Tidak lama kemudian ia membawa satu piring besar pizza yang telah di hangatkan di microwave dan menyajikkannya di hadapanku. “untung aja kamu punya pizza di kulkas.”
Michael melahap pizza tersebut dengan nikmat, itu membuatku yang sedang tidak memiliki nafsu makan menjadi lapar. Aku mengambil sepotong pizza dan memakannya sampai habis.
Michael tersenyum melihatku yang makan dengan lahap, lalu ia membersihkan saus keju di bibirku menggunakan ibu jarinya, “kamu makan pasti blepotan.”
“Gak usah perhatian gitu sama aku,” kataku kepada Michael seraya menjauhkan diriku darinya.
“Emang salah ya ngasih perhatian ke teman?”
“Enggak salah, tapi perhatian yang kamu kasih ke aku itu sudah lebih dari teman,” jelasku.
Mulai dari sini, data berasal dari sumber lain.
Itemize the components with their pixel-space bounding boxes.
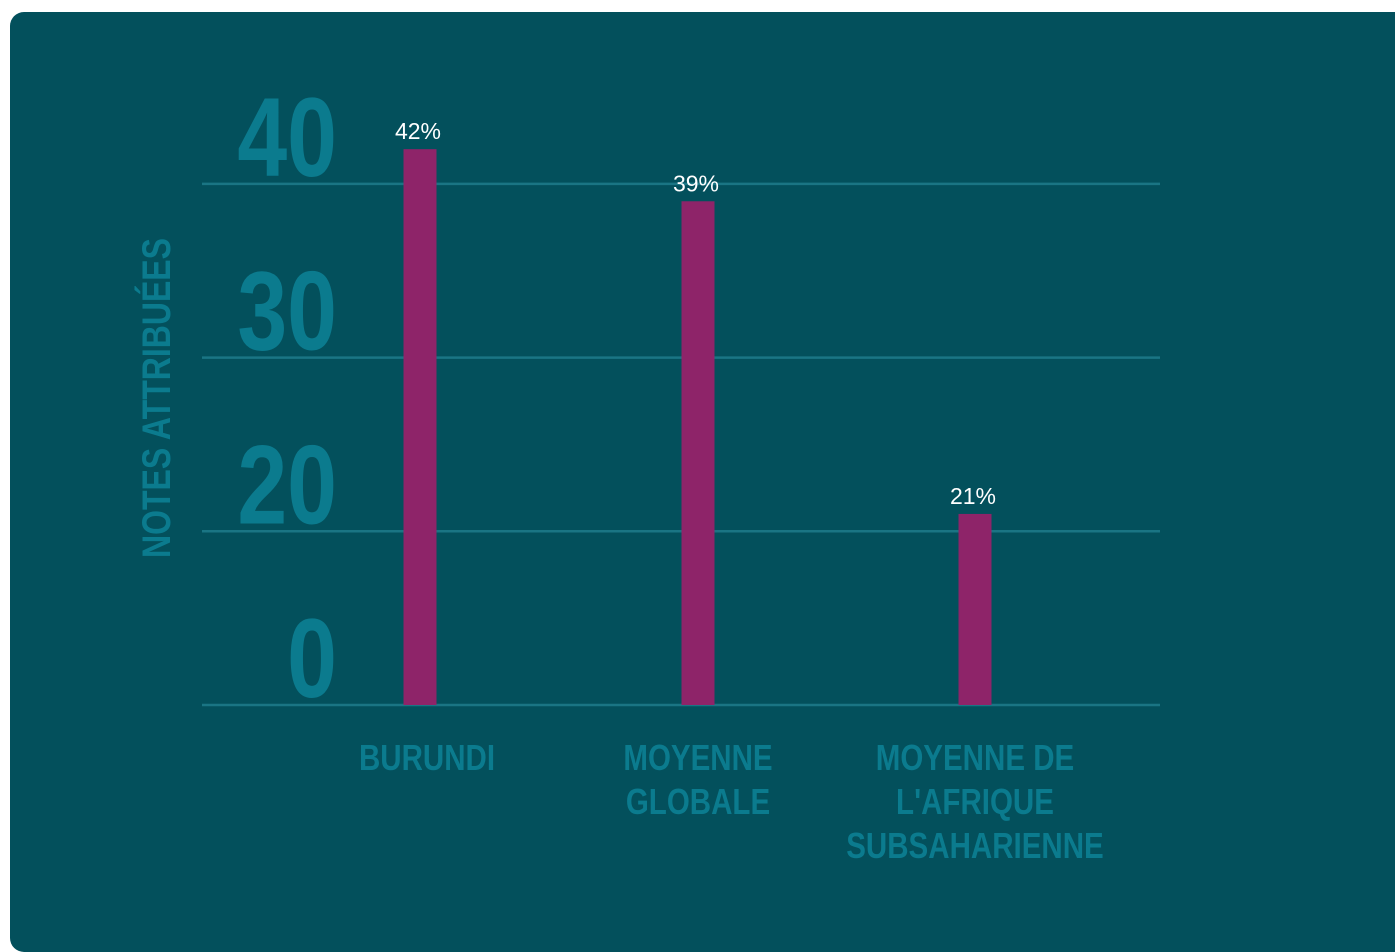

Michael tidak membalas perkataanku, malahan ia mendekatiku. Jarak kami hanya 4 cm sekarang, rasanya badanku kaku dan tidak bisa digerakkan. Tanpa meminta izin terlebih dulu ia langsung mencium bibirku. Aku terkejut bukan main, aku berusaha mendorongnya tetapi tenaganya sangat kuat sehingga aku hanya bisa pasrah.
Suara tepuk tangan tiba – tiba mengagetkanku. Ternyata Chris menyaksikan Michael yang menciumku secara paksa. Dengan cepat aku mendorong Michael dan beranjak dari sofa.
Kemarahan terpancarkan dengan sangat jelas dari wajahnya, ia kemudian langsung menghajar Michael. Chris melayangkan tinjuan tepat di wajah pria yang tengah duduk di sofa.
“Dasar b******n! Kenapa lu maksa nyium Michelle?” murka Chris.
Michael tersenyum sarkas, “karena gue cinta sama dia.”
“Dasar gak tau diri, dia udah milih gue jadi stop untuk dekat – dekat dengan dia lagi!” Chris kembali menonjok wajah temannya itu.
“Mau secinta apapun lu sama Michelle, gak akan ngerubah kenyataan kalau dia pernah mengandung anak gue!” balas Michael.